Denial of Wallet is a real risk. One MicroVM per session with preserved state means long or zombie sessions accumulate cost. A misconfigured agent (or a malicious user forcing long sessions) can generate unexpected cost. Mitigation: hard session timeout (e.g., 30 minutes of inactivity), CloudWatch alarm on sessions exceeding expected P99 duration, and circuit breaker in AgentCore for sessions with anomalous token consumption.

Hypervisor visibility is limited. You do not have Firecracker-level access to inspect what happens inside the VM beyond the logs the code produces. In a security incident, forensics is limited to what CloudWatch and X-Ray capture.
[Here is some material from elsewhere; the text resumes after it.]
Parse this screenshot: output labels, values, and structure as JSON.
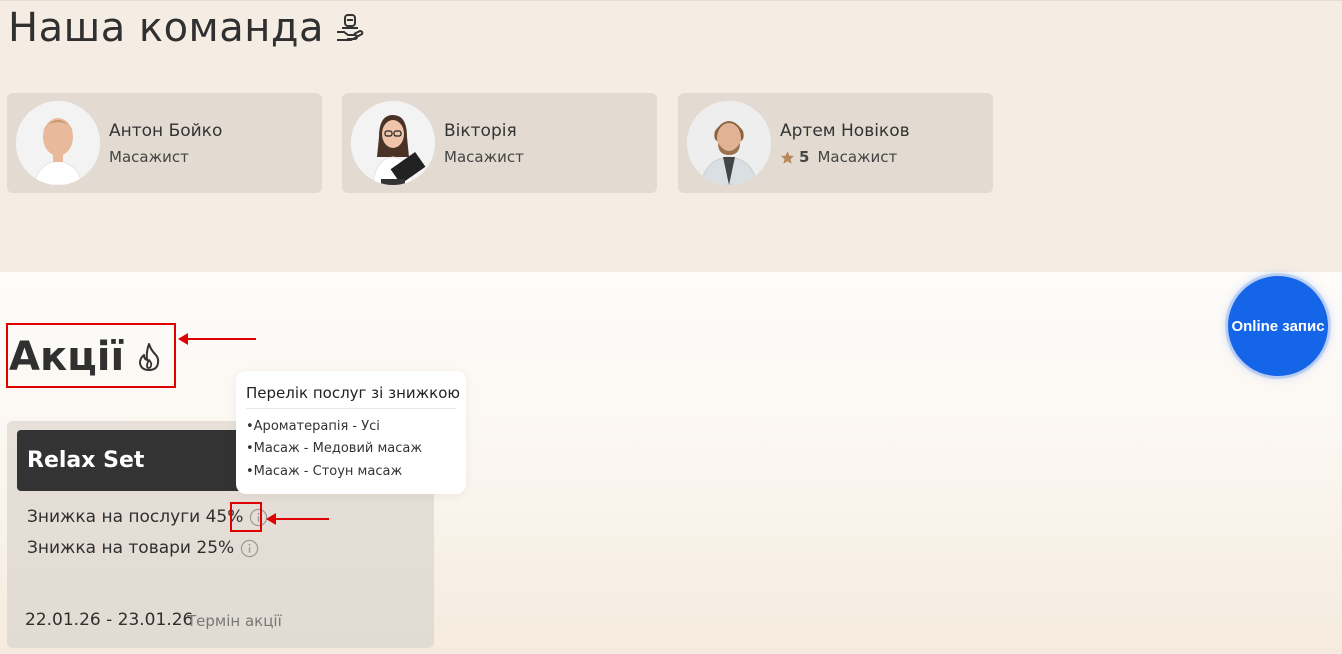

For platforms with detailed forensic audit requirements, this may be insufficient — in that case, Option 2 (EKS with Kata) provides more visibility via eBPF/Falco.

Regional coverage is a roadmap risk. AWS may expand Lambda MicroVMs to other regions quickly, or it may take quarters. Platforms with customers in uncovered regions need to keep the ECS/EKS fallback operational — meaning the operational burden reduction promised by Option 1 is partial until full regional expansion.

The pricing model is not yet published. All cost analysis here is an estimate. Before committing high-volume workloads to Lambda MicroVMs, it is necessary to validate actual pricing with AWS and build a cost model based on sessions/day, average duration, and compute per session.